Tandis qu'Alain Badiou écrivait simplement dans Le Monde du 24 juillet 2008 que Bernard-Henri Lévy était « le chef de file des intellectuels médiatiques commis à la Restauration », Bernard-Henri Lévy écrivait de son confrère dans La Règle du Jeu en mai 2009 : « Un adversaire. Mais que je ne parviens pas à détester. A cause de Mallarmé, sans doute. D’une idée de la révolution fondée sur Mallarmé plus que sur Marx ou sur Lénine. De l’allure ».

« Un homme de l’exposition »
A cette occasion, Alain Badiou reconnaît d'abord le talent de Bernard-Henri Lévy en retraçant son parcours : « Nous savons tous que Bernard-Henri Lévy est un écrivain de haut vol, un philosophe qui a traité des dossiers d’une grande complexité, et il est aussi, dans le même temps, de façon délibérée et volontaire, un homme des médias, un homme de la communication de masse, un homme de la diffusion, un homme des tirages, un homme en quelque sorte de l’exposition ».

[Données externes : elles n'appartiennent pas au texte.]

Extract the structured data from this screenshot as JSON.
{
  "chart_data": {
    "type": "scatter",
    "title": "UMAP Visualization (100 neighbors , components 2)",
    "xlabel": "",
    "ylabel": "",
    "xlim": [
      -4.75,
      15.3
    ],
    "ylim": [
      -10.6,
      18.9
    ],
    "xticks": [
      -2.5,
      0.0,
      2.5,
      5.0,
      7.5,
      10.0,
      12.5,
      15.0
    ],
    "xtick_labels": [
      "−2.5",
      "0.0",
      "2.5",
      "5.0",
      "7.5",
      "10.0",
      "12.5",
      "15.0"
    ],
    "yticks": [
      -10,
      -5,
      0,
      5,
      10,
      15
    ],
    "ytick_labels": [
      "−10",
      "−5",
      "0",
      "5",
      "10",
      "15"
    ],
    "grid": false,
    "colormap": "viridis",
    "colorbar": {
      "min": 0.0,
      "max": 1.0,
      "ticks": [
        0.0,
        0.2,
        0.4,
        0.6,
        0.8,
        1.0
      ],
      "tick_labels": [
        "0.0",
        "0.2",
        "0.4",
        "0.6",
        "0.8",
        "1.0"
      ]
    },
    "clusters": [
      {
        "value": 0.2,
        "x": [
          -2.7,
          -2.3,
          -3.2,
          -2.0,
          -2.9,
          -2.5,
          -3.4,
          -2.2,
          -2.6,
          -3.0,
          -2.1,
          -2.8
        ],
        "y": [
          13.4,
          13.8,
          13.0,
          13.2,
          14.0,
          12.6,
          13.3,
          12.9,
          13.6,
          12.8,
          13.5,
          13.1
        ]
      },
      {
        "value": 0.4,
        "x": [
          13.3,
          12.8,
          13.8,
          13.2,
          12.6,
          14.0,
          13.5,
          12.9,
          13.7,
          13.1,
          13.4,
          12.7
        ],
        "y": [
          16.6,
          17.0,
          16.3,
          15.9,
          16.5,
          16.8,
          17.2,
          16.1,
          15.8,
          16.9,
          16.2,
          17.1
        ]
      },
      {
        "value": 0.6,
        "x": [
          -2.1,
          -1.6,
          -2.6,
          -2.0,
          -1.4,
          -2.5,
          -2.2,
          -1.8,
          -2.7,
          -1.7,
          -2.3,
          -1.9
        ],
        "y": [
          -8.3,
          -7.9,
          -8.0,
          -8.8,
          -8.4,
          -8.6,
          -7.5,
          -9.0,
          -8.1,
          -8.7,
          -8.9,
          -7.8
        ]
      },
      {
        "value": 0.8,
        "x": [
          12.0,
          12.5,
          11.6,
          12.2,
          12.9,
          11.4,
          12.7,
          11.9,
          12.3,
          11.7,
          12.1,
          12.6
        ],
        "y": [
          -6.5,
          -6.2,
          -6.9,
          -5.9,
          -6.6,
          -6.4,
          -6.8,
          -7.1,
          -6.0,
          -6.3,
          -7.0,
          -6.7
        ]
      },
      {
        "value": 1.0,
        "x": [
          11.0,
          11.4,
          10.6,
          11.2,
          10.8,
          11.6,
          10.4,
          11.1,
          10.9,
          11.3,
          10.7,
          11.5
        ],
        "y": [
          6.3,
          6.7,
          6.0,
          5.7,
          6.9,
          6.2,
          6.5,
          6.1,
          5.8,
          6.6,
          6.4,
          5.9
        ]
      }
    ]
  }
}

Il constate son souci de vivre dans le réel et d'être de son époque : « En ce sens, de sa participation originaire à un premier bilan de la période révolutionnaire, à la fin des années 70, jusqu’à sa vaste enquête actuelle sur la diversité immanente du monde musulman, il y a un suivi très rapproché de ce qui agite les consciences, les opinions ou les spectacles dans les étapes successives de notre temps. »

Il poursuit par cette comparaison teintée d'ironique : « Vous savez Lénine – ça c’est une citation anachronique ! mais tant pis je la fais quand même ! – disait que la jeunesse intellectuelle était « la plaque sensible de son temps ». Eh bien à ce titre, on pourrait soutenir que Bernard-Henri Lévy est resté de façon définitive dans la jeunesse intellectuelle parce qu’il est vraiment non seulement un interprète mais peut-être mieux encore une plaque sensible des soucis de l’époque. Je pense que lui convient par conséquent cette définition léniniste de la jeunesse ».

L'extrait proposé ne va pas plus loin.